Going into the season, Chris Getz’s goal for Luis Robert was to get through a full, healthy season.
Robert, the top White Sox prospect, did so much more than that in 2019.
“Not only was he able to accomplish that, but he went out there and he got off to a great start and never slowed down,” Getz, the White Sox farm director, said on the White Sox Talk Podcast. “We continued to challenge him with different levels and he continued to perform at an elite level.”
The accolades are still coming in for Robert after his standout season that spanned three levels of the minors. The talk quickly went from him simply staying healthy to becoming a debate on when he should be called up to the majors.
“You look back at the year, what our initial goal was and it’s pretty impressive what he was able to accomplish,” Getz said.
Getz said the White Sox saw glimpses of Robert’s ability when he first joined the team in spring training in 2018, but a thumb injury limited him to 50 games. He didn’t hit any home runs and then bounced back in 2019 with 32 home runs.

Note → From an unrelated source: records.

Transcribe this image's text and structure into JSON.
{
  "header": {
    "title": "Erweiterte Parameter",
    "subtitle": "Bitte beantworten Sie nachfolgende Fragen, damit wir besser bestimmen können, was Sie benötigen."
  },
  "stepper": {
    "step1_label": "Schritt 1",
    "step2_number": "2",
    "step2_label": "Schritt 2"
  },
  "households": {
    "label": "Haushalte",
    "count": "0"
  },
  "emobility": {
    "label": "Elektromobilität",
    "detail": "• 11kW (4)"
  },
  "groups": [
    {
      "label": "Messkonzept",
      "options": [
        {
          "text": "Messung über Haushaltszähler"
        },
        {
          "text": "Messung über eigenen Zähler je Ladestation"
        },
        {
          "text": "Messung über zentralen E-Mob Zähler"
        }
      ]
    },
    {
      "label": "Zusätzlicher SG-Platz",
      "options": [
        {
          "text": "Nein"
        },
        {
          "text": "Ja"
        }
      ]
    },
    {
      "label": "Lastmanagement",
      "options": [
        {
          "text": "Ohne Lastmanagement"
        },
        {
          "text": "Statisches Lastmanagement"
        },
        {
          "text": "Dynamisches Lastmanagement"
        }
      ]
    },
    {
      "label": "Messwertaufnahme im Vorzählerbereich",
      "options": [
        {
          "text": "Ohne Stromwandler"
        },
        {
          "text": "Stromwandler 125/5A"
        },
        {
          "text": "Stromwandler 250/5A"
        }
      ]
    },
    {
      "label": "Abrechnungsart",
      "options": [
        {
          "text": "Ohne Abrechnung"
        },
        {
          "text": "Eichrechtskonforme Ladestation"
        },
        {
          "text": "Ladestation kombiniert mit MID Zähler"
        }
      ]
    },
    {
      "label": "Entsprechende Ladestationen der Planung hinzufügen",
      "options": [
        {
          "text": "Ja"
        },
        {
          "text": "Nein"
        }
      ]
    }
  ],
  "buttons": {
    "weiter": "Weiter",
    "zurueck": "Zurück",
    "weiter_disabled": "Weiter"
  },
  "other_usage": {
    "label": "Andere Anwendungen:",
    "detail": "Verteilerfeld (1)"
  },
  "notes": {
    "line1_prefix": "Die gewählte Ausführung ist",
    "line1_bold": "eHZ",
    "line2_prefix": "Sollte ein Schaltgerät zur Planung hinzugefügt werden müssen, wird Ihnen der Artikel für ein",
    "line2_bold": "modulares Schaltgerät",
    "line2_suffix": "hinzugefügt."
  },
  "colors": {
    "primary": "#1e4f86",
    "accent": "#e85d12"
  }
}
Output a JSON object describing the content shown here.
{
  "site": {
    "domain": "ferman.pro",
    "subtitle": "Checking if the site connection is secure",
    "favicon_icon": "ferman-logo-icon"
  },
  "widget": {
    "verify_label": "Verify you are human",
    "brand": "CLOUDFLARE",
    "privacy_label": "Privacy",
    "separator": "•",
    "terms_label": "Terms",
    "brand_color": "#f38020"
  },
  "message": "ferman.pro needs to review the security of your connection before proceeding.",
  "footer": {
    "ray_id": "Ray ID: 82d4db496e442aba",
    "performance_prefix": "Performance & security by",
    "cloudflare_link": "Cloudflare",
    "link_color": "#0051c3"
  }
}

“It was just a fraction of the player that he was,” Getz said. “We have the setback with the thumb. You don’t really know how much it’s affecting him. You look at this past season and it’s like ‘Wow, he’s really coming together.’ I think that certainly going through what he’s gone through with the thumb injury, but also he was getting acclimated not only to the organization but the United States. He was much more comfortable. You talk to his coaches this year. Everyone that was interacting with him. He was able to go out there and be himself and just go out there and play baseball. You see him on the bench or in the clubhouse and he’s starting to have fun. He was showing his personality in a lot of different ways. You look back and it was just an astounding year.”

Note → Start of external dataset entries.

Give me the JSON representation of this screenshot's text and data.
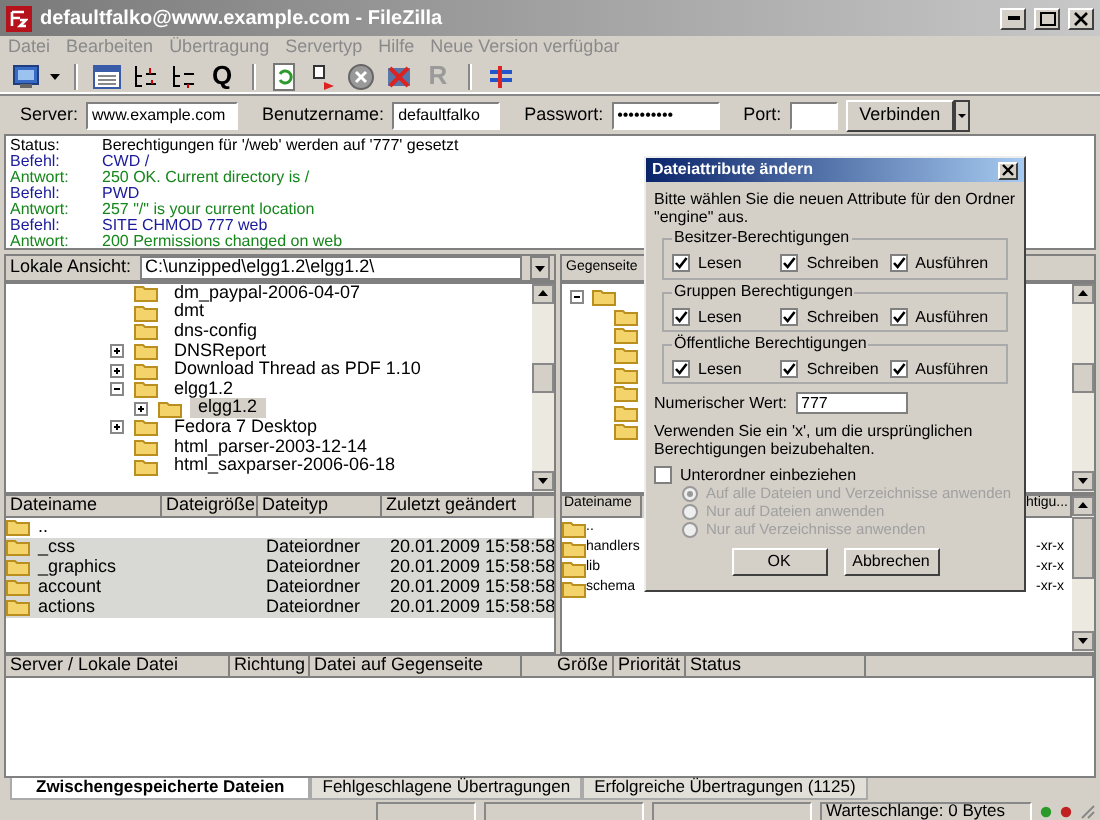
{
  "window": {
    "title": "defaultfalko@www.example.com - FileZilla"
  },
  "menu": [
    "Datei",
    "Bearbeiten",
    "Übertragung",
    "Servertyp",
    "Hilfe",
    "Neue Version verfügbar"
  ],
  "toolbar": [
    {
      "kind": "icon",
      "dropdown": true
    },
    {
      "kind": "separator"
    },
    {
      "kind": "icon"
    },
    {
      "kind": "icon"
    },
    {
      "kind": "icon"
    },
    {
      "kind": "glyph",
      "glyph": "Q",
      "disabled": false
    },
    {
      "kind": "separator"
    },
    {
      "kind": "icon"
    },
    {
      "kind": "icon"
    },
    {
      "kind": "icon"
    },
    {
      "kind": "icon"
    },
    {
      "kind": "glyph",
      "glyph": "R",
      "disabled": true
    },
    {
      "kind": "separator"
    },
    {
      "kind": "icon"
    }
  ],
  "quickconnect": {
    "fields": [
      {
        "label": "Server:",
        "value": "www.example.com"
      },
      {
        "label": "Benutzername:",
        "value": "defaultfalko"
      },
      {
        "label": "Passwort:",
        "value": "••••••••••"
      },
      {
        "label": "Port:"
      }
    ],
    "button": "Verbinden"
  },
  "log": [
    {
      "kind": "status",
      "label": "Status:",
      "text": "Berechtigungen für '/web' werden auf '777' gesetzt"
    },
    {
      "kind": "command",
      "label": "Befehl:",
      "text": "CWD /"
    },
    {
      "kind": "response",
      "label": "Antwort:",
      "text": "250 OK. Current directory is /"
    },
    {
      "kind": "command",
      "label": "Befehl:",
      "text": "PWD"
    },
    {
      "kind": "response",
      "label": "Antwort:",
      "text": "257 \"/\" is your current location"
    },
    {
      "kind": "command",
      "label": "Befehl:",
      "text": "SITE CHMOD 777 web"
    },
    {
      "kind": "response",
      "label": "Antwort:",
      "text": "200 Permissions changed on web"
    }
  ],
  "local": {
    "path_label": "Lokale Ansicht:",
    "path": "C:\\unzipped\\elgg1.2\\elgg1.2\\",
    "tree": [
      {
        "name": "dm_paypal-2006-04-07"
      },
      {
        "name": "dmt"
      },
      {
        "name": "dns-config"
      },
      {
        "name": "DNSReport",
        "expanded": false
      },
      {
        "name": "Download Thread as PDF 1.10",
        "expanded": false
      },
      {
        "name": "elgg1.2",
        "expanded": true,
        "children": [
          {
            "name": "elgg1.2",
            "expanded": false,
            "selected": true
          }
        ]
      },
      {
        "name": "Fedora 7 Desktop",
        "expanded": false
      },
      {
        "name": "html_parser-2003-12-14"
      },
      {
        "name": "html_saxparser-2006-06-18"
      }
    ],
    "columns": [
      "Dateiname",
      "Dateigröße",
      "Dateityp",
      "Zuletzt geändert"
    ],
    "rows": [
      {
        "name": "..",
        "selected": false
      },
      {
        "name": "_css",
        "type": "Dateiordner",
        "modified": "20.01.2009 15:58:58",
        "selected": true
      },
      {
        "name": "_graphics",
        "type": "Dateiordner",
        "modified": "20.01.2009 15:58:58",
        "selected": true
      },
      {
        "name": "account",
        "type": "Dateiordner",
        "modified": "20.01.2009 15:58:58",
        "selected": true
      },
      {
        "name": "actions",
        "type": "Dateiordner",
        "modified": "20.01.2009 15:58:58",
        "selected": true
      }
    ]
  },
  "remote": {
    "path_label": "Gegenseite",
    "columns": [
      "Dateiname",
      "htigu..."
    ],
    "rows": [
      {
        "name": ".."
      },
      {
        "name": "handlers",
        "permissions": "-xr-x"
      },
      {
        "name": "lib",
        "permissions": "-xr-x"
      },
      {
        "name": "schema",
        "permissions": "-xr-x"
      }
    ]
  },
  "queue": {
    "columns": [
      "Server / Lokale Datei",
      "Richtung",
      "Datei auf Gegenseite",
      "Größe",
      "Priorität",
      "Status"
    ],
    "tabs": [
      {
        "label": "Zwischengespeicherte Dateien",
        "selected": true
      },
      {
        "label": "Fehlgeschlagene Übertragungen",
        "selected": false
      },
      {
        "label": "Erfolgreiche Übertragungen (1125)",
        "selected": false
      }
    ]
  },
  "status_bar": {
    "queue": "Warteschlange: 0 Bytes"
  },
  "dialog": {
    "title": "Dateiattribute ändern",
    "intro": "Bitte wählen Sie die neuen Attribute für den Ordner \"engine\" aus.",
    "groups": [
      {
        "title": "Besitzer-Berechtigungen",
        "options": [
          {
            "label": "Lesen",
            "checked": true
          },
          {
            "label": "Schreiben",
            "checked": true
          },
          {
            "label": "Ausführen",
            "checked": true
          }
        ]
      },
      {
        "title": "Gruppen Berechtigungen",
        "options": [
          {
            "label": "Lesen",
            "checked": true
          },
          {
            "label": "Schreiben",
            "checked": true
          },
          {
            "label": "Ausführen",
            "checked": true
          }
        ]
      },
      {
        "title": "Öffentliche Berechtigungen",
        "options": [
          {
            "label": "Lesen",
            "checked": true
          },
          {
            "label": "Schreiben",
            "checked": true
          },
          {
            "label": "Ausführen",
            "checked": true
          }
        ]
      }
    ],
    "numeric_label": "Numerischer Wert:",
    "numeric_value": "777",
    "note": "Verwenden Sie ein 'x', um die ursprünglichen Berechtigungen beizubehalten.",
    "recurse": {
      "label": "Unterordner einbeziehen",
      "checked": false
    },
    "apply_options": [
      {
        "label": "Auf alle Dateien und Verzeichnisse anwenden",
        "selected": true,
        "disabled": true
      },
      {
        "label": "Nur auf Dateien anwenden",
        "selected": false,
        "disabled": true
      },
      {
        "label": "Nur auf Verzeichnisse anwenden",
        "selected": false,
        "disabled": true
      }
    ],
    "buttons": [
      "OK",
      "Abbrechen"
    ]
  }
}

As for the question of if Robert should have been up, Getz didn’t say anything that other members of the White Sox front office have said.
“Sure, there are guys that are getting called up with lesser numbers,” Getz said. “However, what’s the best route for Luis Robert? We felt the best route was not to bring him up here.”
Getz admitted Robert was disappointed to not be up with the White Sox now, but said he “handled it like a professional.”
Part of the logic of ending his season when the Triple-A season ended was the desire to see Robert refine his approach at the plate. Getz described Robert as an “ultra aggressive” hitter, who can square up balls but will get tested by major league pitchers..
“When he gets to the big leagues they’re going to want him to chase pitches,” Getz said. “He needs to hone the zone. He’s a guy that his plate appearances are fairly quick. He goes up there swinging. So in terms of making sense of his at-bats, sometimes it’s a little all over the map. He needs to really bear down and put a plan together and execute on a consistent basis. If he does that, we have a chance to have a very good player right out of the gate. You don’t want to have a player who comes up here and then has to learn that adjustment.”